フラれた後輩くんに、結婚してから再会しました


『Blue』での新バンドの試演奏会は、素晴らしいの一言だった。

わたしは数ヶ月ぶりに、再び生の演奏を聴くことができた。オーケストラバンドという感じで、クラシック音楽をベースに現代風にアレンジした楽曲はどこか懐かしく、わたしや黒田さんはじめ集まったスタッフは普段忙しく動き回っているフロアでゆったりとした贅沢な時間をたっぷり味わえたのだ。

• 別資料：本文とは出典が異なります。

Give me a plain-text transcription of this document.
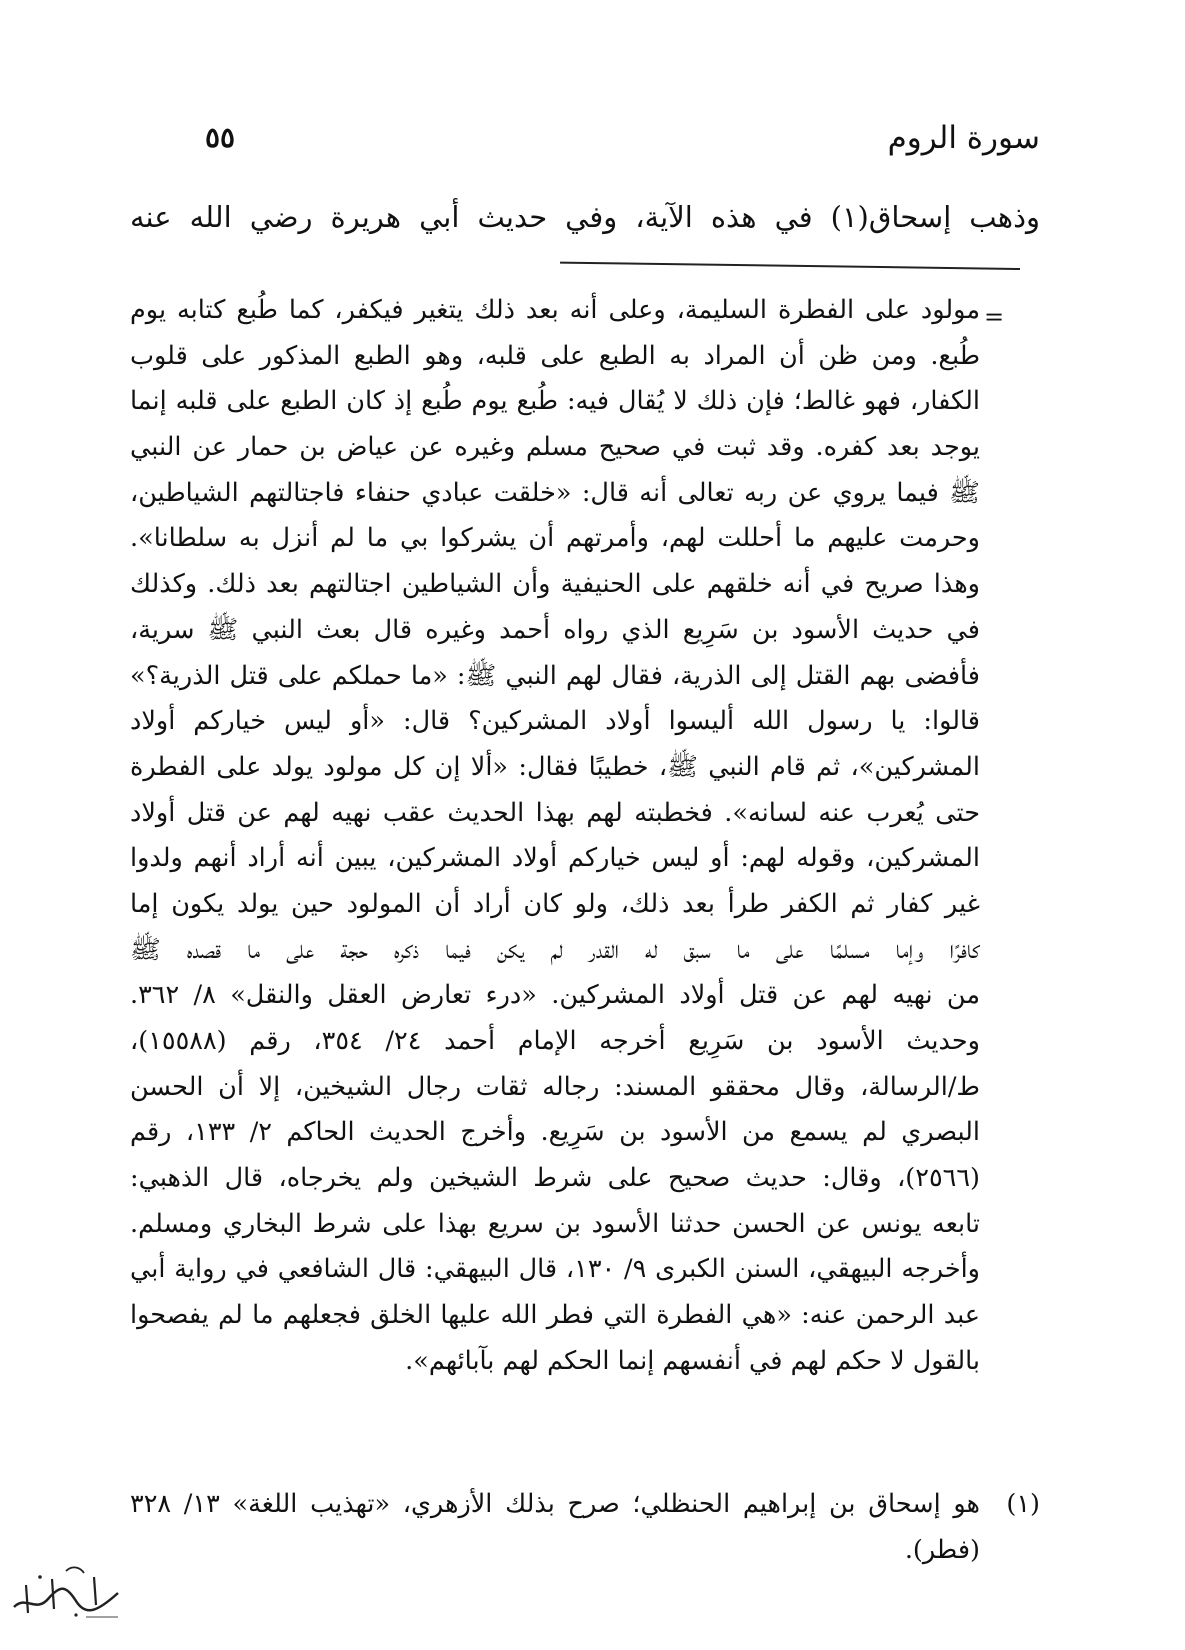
سورة الروم
٥٥
وذهب إسحاق(١) في هذه الآية، وفي حديث أبي هريرة رضي الله عنه
=
مولود على الفطرة السليمة، وعلى أنه بعد ذلك يتغير فيكفر، كما طُبع كتابه يوم
طُبع. ومن ظن أن المراد به الطبع على قلبه، وهو الطبع المذكور على قلوب
الكفار، فهو غالط؛ فإن ذلك لا يُقال فيه: طُبع يوم طُبع إذ كان الطبع على قلبه إنما
يوجد بعد كفره. وقد ثبت في صحيح مسلم وغيره عن عياض بن حمار عن النبي
ﷺ فيما يروي عن ربه تعالى أنه قال: «خلقت عبادي حنفاء فاجتالتهم الشياطين،
وحرمت عليهم ما أحللت لهم، وأمرتهم أن يشركوا بي ما لم أنزل به سلطانا».
وهذا صريح في أنه خلقهم على الحنيفية وأن الشياطين اجتالتهم بعد ذلك. وكذلك
في حديث الأسود بن سَرِيع الذي رواه أحمد وغيره قال بعث النبي ﷺ سرية،
فأفضى بهم القتل إلى الذرية، فقال لهم النبي ﷺ: «ما حملكم على قتل الذرية؟»
قالوا: يا رسول الله أليسوا أولاد المشركين؟ قال: «أو ليس خياركم أولاد
المشركين»، ثم قام النبي ﷺ، خطيبًا فقال: «ألا إن كل مولود يولد على الفطرة
حتى يُعرب عنه لسانه». فخطبته لهم بهذا الحديث عقب نهيه لهم عن قتل أولاد
المشركين، وقوله لهم: أو ليس خياركم أولاد المشركين، يبين أنه أراد أنهم ولدوا
غير كفار ثم الكفر طرأ بعد ذلك، ولو كان أراد أن المولود حين يولد يكون إما
كافرًا وإما مسلمًا على ما سبق له القدر لم يكن فيما ذكره حجة على ما قصده ﷺ
من نهيه لهم عن قتل أولاد المشركين. «درء تعارض العقل والنقل» ٨/ ٣٦٢.
وحديث الأسود بن سَرِيع أخرجه الإمام أحمد ٢٤/ ٣٥٤، رقم (١٥٥٨٨)،
ط/الرسالة، وقال محققو المسند: رجاله ثقات رجال الشيخين، إلا أن الحسن
البصري لم يسمع من الأسود بن سَرِيع. وأخرج الحديث الحاكم ٢/ ١٣٣، رقم
(٢٥٦٦)، وقال: حديث صحيح على شرط الشيخين ولم يخرجاه، قال الذهبي:
تابعه يونس عن الحسن حدثنا الأسود بن سريع بهذا على شرط البخاري ومسلم.
وأخرجه البيهقي، السنن الكبرى ٩/ ١٣٠، قال البيهقي: قال الشافعي في رواية أبي
عبد الرحمن عنه: «هي الفطرة التي فطر الله عليها الخلق فجعلهم ما لم يفصحوا
بالقول لا حكم لهم في أنفسهم إنما الحكم لهم بآبائهم».
(١)
هو إسحاق بن إبراهيم الحنظلي؛ صرح بذلك الأزهري، «تهذيب اللغة» ١٣/ ٣٢٨
(فطر).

美しい楽器の音色は、わたしの傷つき混乱した気持ちを慰め、流していってくれた。演奏後はどこかすっきりとした気持ちになれたのだ。

スタッフは普段のカマーエプロンとは違い、皆お洒落してきていて、それもとても新鮮だった。わたしのセットアップは女子スタッフに大受けで、「めちゃくちゃ綺麗です。蔭山さん!」「それ、身体の線が丸わかりのやつじゃないですか。わたし絶対無理なやつですよ!羨ましすぎるわ」
なんて褒めてくれるので、真っ赤になってお礼を言うしかできなかったけれど、とても嬉しかった。

(上月くんに感謝しなきゃだ……。来てよかった……)

「オーナーの心遣いなんですよね。これって」

黒田店長はワイン片手に、テーブルに並ぶ豪華なオードブルに舌鼓をうちながらしみじみと言った。

「スタッフへの慰労会みたいな感じですよ。だって、わざわざみんなを呼んでくれて、しかもこんなケータリングまで準備してくれてますし。バンドの方にも謝礼を払っているらしいです。僕たちには言いませんけどね」
「そうなんですね……。知らなかったです。お店も、スタッフも、とても大切にされてるんですね」

胸が温かくなる。わたしはノンアルコールのカクテルを口に運びながら、角の席で座っているオーナーを見た。
いまはバンドの方と談笑している。その横顔はやはり、どこまでも整っていて、皆の憧れのオーナー、上月和真だった。